従来は1回予防接種を受ければ、終生免疫を獲得するといわれていたが、実際には免疫獲得者が永年の間に麻疹ウイルスに接触し、不顕性感染状態で免疫を強化していたのが、感染者の絶対数が減るに従って、接触する機会が減り、免疫を強化する機会を失い、徐々に予防注射による免疫機能は減衰する。予防注射による麻疹ウイルスの予防効果は、10年程度で弱まるとする報告がされているが、米国方式にならい麻疹ワクチンは2回接種するということが必要だということなのだろう。

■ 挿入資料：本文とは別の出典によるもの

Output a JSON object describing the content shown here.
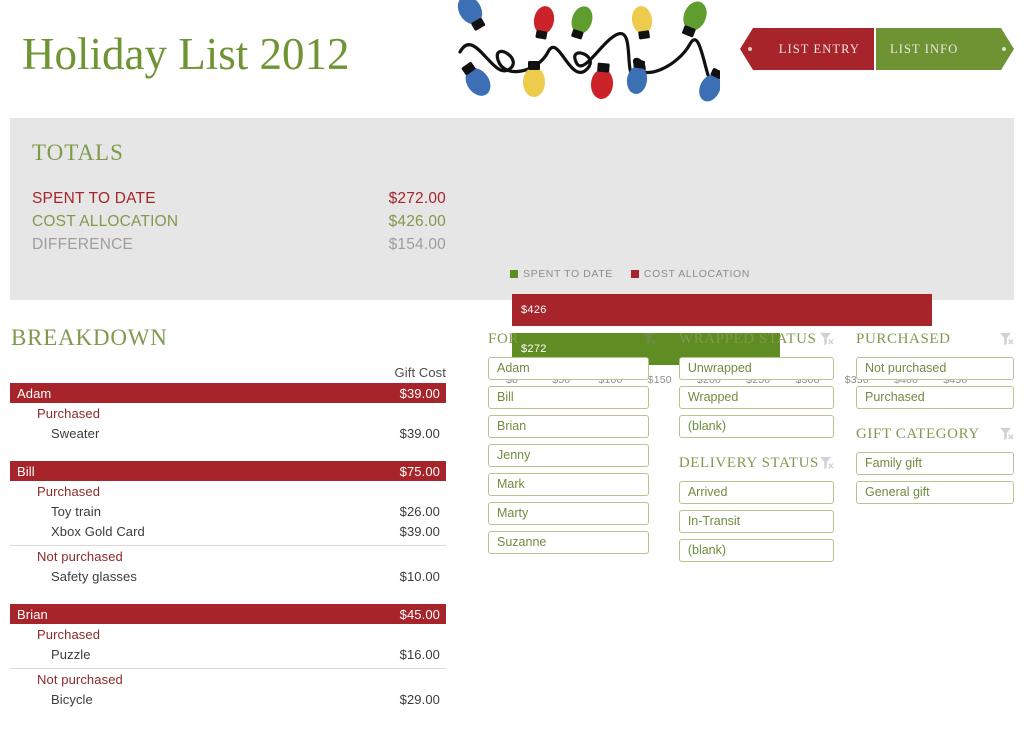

しかし、おかしな話だとは思う。予防注射を受けて免疫を獲得しても、麻疹ウイルスに接触する機会がないと、ワクチンの免疫効果は、ただただ減るだけということである。麻疹ウイルスはヒトにのみ感染し、ヒトを宿主としている。巧くやれば限りなく0に出来るということで、米国では、国内の麻疹ウイルスは全滅させ、国外からの輸入感染症として、感染が起こっているとされている。一時米国は、日本も麻疹ウイルス輸出国だと文句を付けていたが、限りなく減少している米国との比較で、集団発生が続く日本は、未だに輸出国なのかもしれない。
何れにしろ麻疹ワクチンを接種していない年代層がいるようである。厚生労働省の提灯を持つ気はないが、麻疹ワクチン接種の記憶がない年代の方々は、喫緊の要件としてワクチンの接種をしてはどうか。国内から駆逐できるものであれば、駆逐すべきであると考えるが、近隣諸国が麻疹浸淫国の場合、今度はそちらから流れてくるということであり、近隣諸国も含めて地球規模での感染防止対策が必要になるのではないか。